The subpopulations were measured by flow cytometry, using a FacScan analyzer and mouse monoclonal antibodies (Table I) from Becton Dickinson (Mountain View, California). The relative number of monocytes, total T-cells, total B-cells, helper T- cells, and cytotoxic/«suppressor» T-cells was measured. The sum of the results for the first three populations were considered as the total amount of classifiable cells, and the results for all the subpopulations were expressed as a percentage of that sum.

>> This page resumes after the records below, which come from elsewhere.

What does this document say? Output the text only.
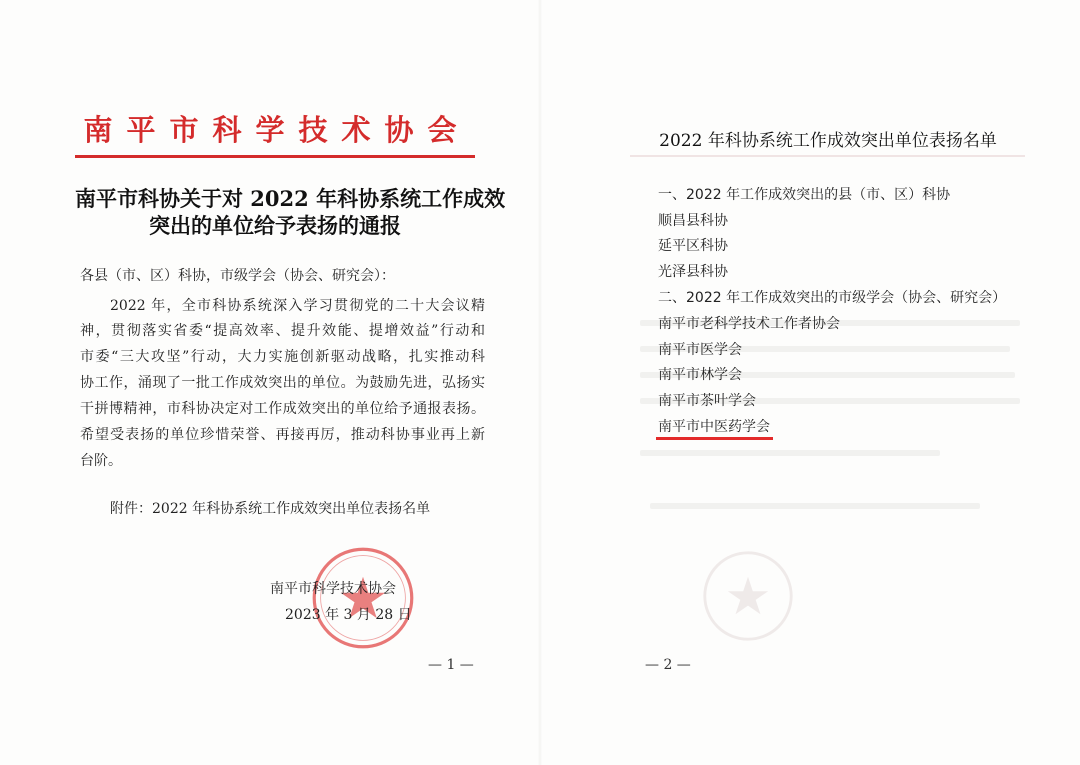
南平市科学技术协会
南平市科协关于对 2022 年科协系统工作成效
突出的单位给予表扬的通报
各县（市、区）科协，市级学会（协会、研究会）：
2022 年，全市科协系统深入学习贯彻党的二十大会议精
神，贯彻落实省委“提高效率、提升效能、提增效益”行动和
市委“三大攻坚”行动，大力实施创新驱动战略，扎实推动科
协工作，涌现了一批工作成效突出的单位。为鼓励先进，弘扬实
干拼博精神，市科协决定对工作成效突出的单位给予通报表扬。
希望受表扬的单位珍惜荣誉、再接再厉，推动科协事业再上新
台阶。
附件：2022 年科协系统工作成效突出单位表扬名单
南平市科学技术协会
2023 年 3 月 28 日
— 1 —
2022 年科协系统工作成效突出单位表扬名单
一、2022 年工作成效突出的县（市、区）科协
顺昌县科协
延平区科协
光泽县科协
二、2022 年工作成效突出的市级学会（协会、研究会）
南平市老科学技术工作者协会
南平市医学会
南平市林学会
南平市茶叶学会
南平市中医药学会
— 2 —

TABLE I: Monoclonal antibodies used for identification of subpopulations of mononuclear cells
Antibody Subpopulation CD14(Anti-Leu-M3)FITC' Monocytes CD3 (Anti-Leu-4) FITC Total T-cells CD8 (Anti-Leu-2a) FITC Cytotoxic/"suppressor" T-cells CD4 (Anti-Leu-3a) FITC Helper/inducer T-cells CD 19 (Anti-Leu-12) FITC Total B-cells
1: FITC = Fluorescein isothiocyanate
Mitogenic stimulation of MNC was performed for 72 hours with phytohemagglutinin (PHA), concanavalin A (Con A), and pokeweed mitogen (PWM). During the last 18 hours the cultures were pulsed with 3H-thymidine, and the amount of incorporated thymidine was measured in a [3-scintillator. The results were expressed as the stimulatory index (SI) - i.e. cpm in culture with mitogen / cpm in culture without mitogen.

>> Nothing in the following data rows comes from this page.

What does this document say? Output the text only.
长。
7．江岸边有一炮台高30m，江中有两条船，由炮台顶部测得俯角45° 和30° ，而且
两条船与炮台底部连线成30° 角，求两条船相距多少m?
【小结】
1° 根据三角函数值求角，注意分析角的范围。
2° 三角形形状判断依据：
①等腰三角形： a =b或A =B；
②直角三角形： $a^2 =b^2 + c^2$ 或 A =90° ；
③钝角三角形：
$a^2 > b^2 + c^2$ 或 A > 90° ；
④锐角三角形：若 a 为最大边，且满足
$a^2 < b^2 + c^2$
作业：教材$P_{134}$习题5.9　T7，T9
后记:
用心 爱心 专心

Quantification of immunoglobulin classes and complement factors in serum
IgG, IgA, IgM, and the complement factors C3 and C4 were quantified with use of a 3 nephelometer and antisera from Behringwerke AG (Marburg, Germany).
Antiantibodv testing in serum
For screening for antinuclear antibodies (ANA), sera were tested by indirect immunofluorescence technique, using the human HEp-2 cell line as substrate and a FITC-conjugated rabbit anti-IgG antiserum from DAKO A/S (Glostrup, Denmark). Positive sera were further tested for anti-ds (double stranded) DNA antibodies by indirect immunofluorescence technique with Crithidia luciliae as substrate, and for antibodies to extractable nuclear antigens (ENA) with double diffusion technique.

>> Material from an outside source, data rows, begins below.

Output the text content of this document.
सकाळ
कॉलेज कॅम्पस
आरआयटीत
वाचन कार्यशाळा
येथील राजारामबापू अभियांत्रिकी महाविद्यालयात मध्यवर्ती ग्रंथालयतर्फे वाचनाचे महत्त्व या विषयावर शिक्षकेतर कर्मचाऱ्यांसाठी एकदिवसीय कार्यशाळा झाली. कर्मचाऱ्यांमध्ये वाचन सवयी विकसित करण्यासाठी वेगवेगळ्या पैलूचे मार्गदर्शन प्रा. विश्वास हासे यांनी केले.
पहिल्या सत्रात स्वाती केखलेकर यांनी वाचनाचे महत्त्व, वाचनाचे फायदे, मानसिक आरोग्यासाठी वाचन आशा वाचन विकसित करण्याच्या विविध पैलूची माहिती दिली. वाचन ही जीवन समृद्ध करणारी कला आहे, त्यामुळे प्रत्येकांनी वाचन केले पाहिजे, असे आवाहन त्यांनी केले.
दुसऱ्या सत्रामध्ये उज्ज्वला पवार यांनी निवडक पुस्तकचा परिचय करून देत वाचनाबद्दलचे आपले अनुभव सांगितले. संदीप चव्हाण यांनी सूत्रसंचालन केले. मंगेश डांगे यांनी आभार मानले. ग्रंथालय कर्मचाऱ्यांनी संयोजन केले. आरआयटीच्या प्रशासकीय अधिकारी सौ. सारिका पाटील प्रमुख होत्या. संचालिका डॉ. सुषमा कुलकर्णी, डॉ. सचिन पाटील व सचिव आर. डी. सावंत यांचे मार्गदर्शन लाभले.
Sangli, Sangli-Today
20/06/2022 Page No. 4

Waaler-Rose test for rheumatoid factor (RF) was performed by passive hemagglutination technique, using human erythrocytes coated with rabbit IgG antibodies. Latex RF test was done with a commercial kit (NA Latex, Behringwerke AG, Marburg, Germany). This assay was based on nephelometry, using polystyrene particles coated with human IgG.
Antibodies to gastric parietal cells, smooth muscle, mitochondriae, glomerulus basal membrane, adrenal cortex cells and neutrophil cytoplasmic antigen (ANCA) were tested by routine indirect immunofluorescence tests with FITC-labelled anti-IgG or anti- F(ab')2 antisera from DAKO A/S (Glostrup, Denmark). Antibodies to thyroglobulin and microsomal thyroid antigen (thyroid peroxidase) were tested by passive hemagglutination technique, using kits from Murex (Dartford, England), whereas anti-ss (single stranded) DNA was tested by ELISA technique.
Controls
Testing of 80 healthy blood donors was performed to establish reference values (2.5 and 97.5 percentiles) for the immunoglobulin and complement quantifications and cut-offs (5%) for the autoantibody testings.
For the cellular immunology studies one blood sample from healthy laboratory personnel was included in each set-up as a control that the systems worked. Reference ranges were obtained by testing in the laboratory of a group of 18 healthy hospital employees. Since the values obtained were clearly assymetrically distributed, log- normal transformation of the data was performed. Geometric mean ± 2 SD logarithms were retransformed to reference limits by their antilogs. For the mitogen stimulations, the stimulatory index (SI) for the controls should be at least 25 for PHA and 5 for ConA and PWM.
Correlation studies
The immunological data were correlated to the doses, in some instances also to the age of the individuals, using Statgraphics 5.0 software (STSC, Rockville, Maryland). Linear regressions and Spearman's rank correlations were mostly applied, deviations from this are mentioned in the text and tables. RESULTS
Doses
76 individuals were measured with wholebody counting in 1991. The number of previous measurements since 1987 should therefore ideally be 304, however, only 166 measurements had been done. The missing 138 values were calculated by inter- and extrapolation. The doses based on body content of 134Cs and 137Cs is shown in Table II together with the estimated mean doses to inhabitants of the municipalities in question (Strand et al 1992a).
Immunological parameters
For the cellular immunological parameters, most of the values observed for the various lymphocyte subpopulations were within the ranges established in our laboratory (Table III). There was no increased frequency of individuals with increased relative concentration of total and helper T-cells, nor with decreased concentration of B-cells (/ test). For the mitogen stimulations, all the individuals in the study group gave a significant normal response to PHA and ConA. With PWM very low stimulation was observed both for the individuals studied and the normal controls in the various set-ups. These results were therefore considered to be technical failures.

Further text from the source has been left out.